The Baptism of Christ
Isaiah 55:1-11
Romans 6:1-11
God is totally different to us. God’s thoughts are not ours, and God’s ways are not ours.
The words Isaiah uses: דרכים and מחשבות, are quite well translated by “ways” and “thoughts”. They conjure up, for me at least, the image of decisions. God thinks, calculates, considers things in a way totally different to us. The featured image I’ve put on this post is one of a fork in the road, but I’ve chosen an aerial view to communicate an idea of height, distance and sheer difference. It isn’t just that God chooses a different road for a better route to the destination, rather they are on a totally different plane and on a totally different road, one unavailable to us as fallen, sinful creatures.
For example, if someone were to walk up to me now, snatch the laptop on which I’m typing, and run away with it. I would probably consider that to be a sin, and I would consider myself to be the victim. It would be difficult, from my point of view and from the difficulty that would put me in, to see anything else. What about the reasons for which the laptop was stolen though? The thief could have any number of reasons from a desperation for money from living in the same society that allows me to exist comfortably, or some untreated mental health condition that the society I contribute to stigmatizes and underfunds treatment for. From God’s perspective, we’re both sinners. God’s heart breaks for both sinner and victim, and so much of the time we are both.
But it’s impossible to know the reasons for anyone else’s actions, even our own actions are often strange and unclear. We’re not even on the road where the fork is, and even if we we’re we’d be incapable of making the decsion. Is this God’s-eye perspective something that is possible or even desirable?
Isaiah calls us to forsake our ways and return to יהוה for abundant pardon, for life, for water, wine, milk, and bread without price. These ways are desirable, and there is cleary some mechanism of reaching them. This is the purpose of the Word which leave’s God’s mouth to return only when it has been accomplished.

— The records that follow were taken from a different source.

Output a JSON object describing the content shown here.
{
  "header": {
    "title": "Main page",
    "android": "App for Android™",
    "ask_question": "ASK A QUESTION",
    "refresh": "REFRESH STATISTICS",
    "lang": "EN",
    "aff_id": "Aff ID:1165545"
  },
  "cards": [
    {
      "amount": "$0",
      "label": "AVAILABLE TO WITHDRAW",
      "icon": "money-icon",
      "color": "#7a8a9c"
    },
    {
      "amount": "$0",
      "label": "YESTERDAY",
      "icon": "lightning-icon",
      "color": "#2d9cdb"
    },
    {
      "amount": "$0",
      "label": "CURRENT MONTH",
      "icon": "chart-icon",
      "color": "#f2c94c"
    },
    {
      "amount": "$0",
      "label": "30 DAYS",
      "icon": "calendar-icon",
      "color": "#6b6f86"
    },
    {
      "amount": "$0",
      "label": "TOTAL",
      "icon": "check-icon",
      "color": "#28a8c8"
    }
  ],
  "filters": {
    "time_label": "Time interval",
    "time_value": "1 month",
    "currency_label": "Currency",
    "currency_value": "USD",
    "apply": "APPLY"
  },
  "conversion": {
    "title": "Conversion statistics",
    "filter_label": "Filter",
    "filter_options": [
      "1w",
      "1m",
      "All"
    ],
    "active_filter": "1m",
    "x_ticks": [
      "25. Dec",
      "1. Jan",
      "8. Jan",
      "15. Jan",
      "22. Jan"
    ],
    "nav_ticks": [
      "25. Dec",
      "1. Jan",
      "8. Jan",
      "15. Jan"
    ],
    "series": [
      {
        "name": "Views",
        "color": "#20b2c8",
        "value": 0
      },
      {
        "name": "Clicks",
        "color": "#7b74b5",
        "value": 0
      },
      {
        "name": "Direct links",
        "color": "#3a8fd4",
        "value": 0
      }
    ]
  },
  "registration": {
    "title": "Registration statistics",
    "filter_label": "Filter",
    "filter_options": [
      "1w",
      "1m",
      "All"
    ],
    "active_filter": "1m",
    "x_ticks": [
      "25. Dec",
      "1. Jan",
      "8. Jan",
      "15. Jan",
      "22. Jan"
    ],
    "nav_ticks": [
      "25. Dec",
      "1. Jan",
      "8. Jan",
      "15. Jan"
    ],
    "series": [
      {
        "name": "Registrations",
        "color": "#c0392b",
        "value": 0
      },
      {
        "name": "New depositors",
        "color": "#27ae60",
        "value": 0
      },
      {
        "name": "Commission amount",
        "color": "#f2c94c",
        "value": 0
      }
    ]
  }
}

The Word is like water. It descends to the earth to grow grain, which in turn is made into bread and enriches humanity. The Word returns only once it has been ingested by us, once it has sustained us, once it has given us that life to which we are called. This is the eucharistic gospel: we are sustained by the very same energy that set the cosmos in motion, by the power which is totally different from our thoughts and ways of sin and death.
The Word is like water. We are baptized into it. It is the mechanism of our cleansing and the mark of our death. As Paul affirms, we are dead to sin because we are co-crucified with Christ. We are alive to God because we are co-resurrected with Christ. This is the baptismal good news: we are washed, renewed, marked, and held by the life that overcame death. We are adopted into the family of God, and become totally different from this decaying cosmos of sin and death.
What then does this mean? As those who have been baptized in the water and sustained by the bread which are of God? To be marked and sustained as totally different from our whole paradigm? Are we under immense pressure to be perfect from now on lest we disprove the gospel and make God a liar? By no means!
To reverse Paul’s train of thought, there is still the potential for sin, that’s what he’s already said in chapter 5. The good news there is that sin is the very place where grace abounds. The parched land is the very place where the rain falls. We, the hungry, are the very ones who are fed. We, the sinful, are the very ones who die to sin.
What has changed in us isn’t that we are or ought to be capable of walking God’s ways and thinking God’s thoughts. What has changed is that we are brought near, set apart, made holy. What has changed is that our sinful ways and thoughts are no longer the reason for our lives, but something far greater is in store for us.
So let’s neither beat ourselves up nor commit to more sin, but lean into the resurrection promise that we are alive for something totally different.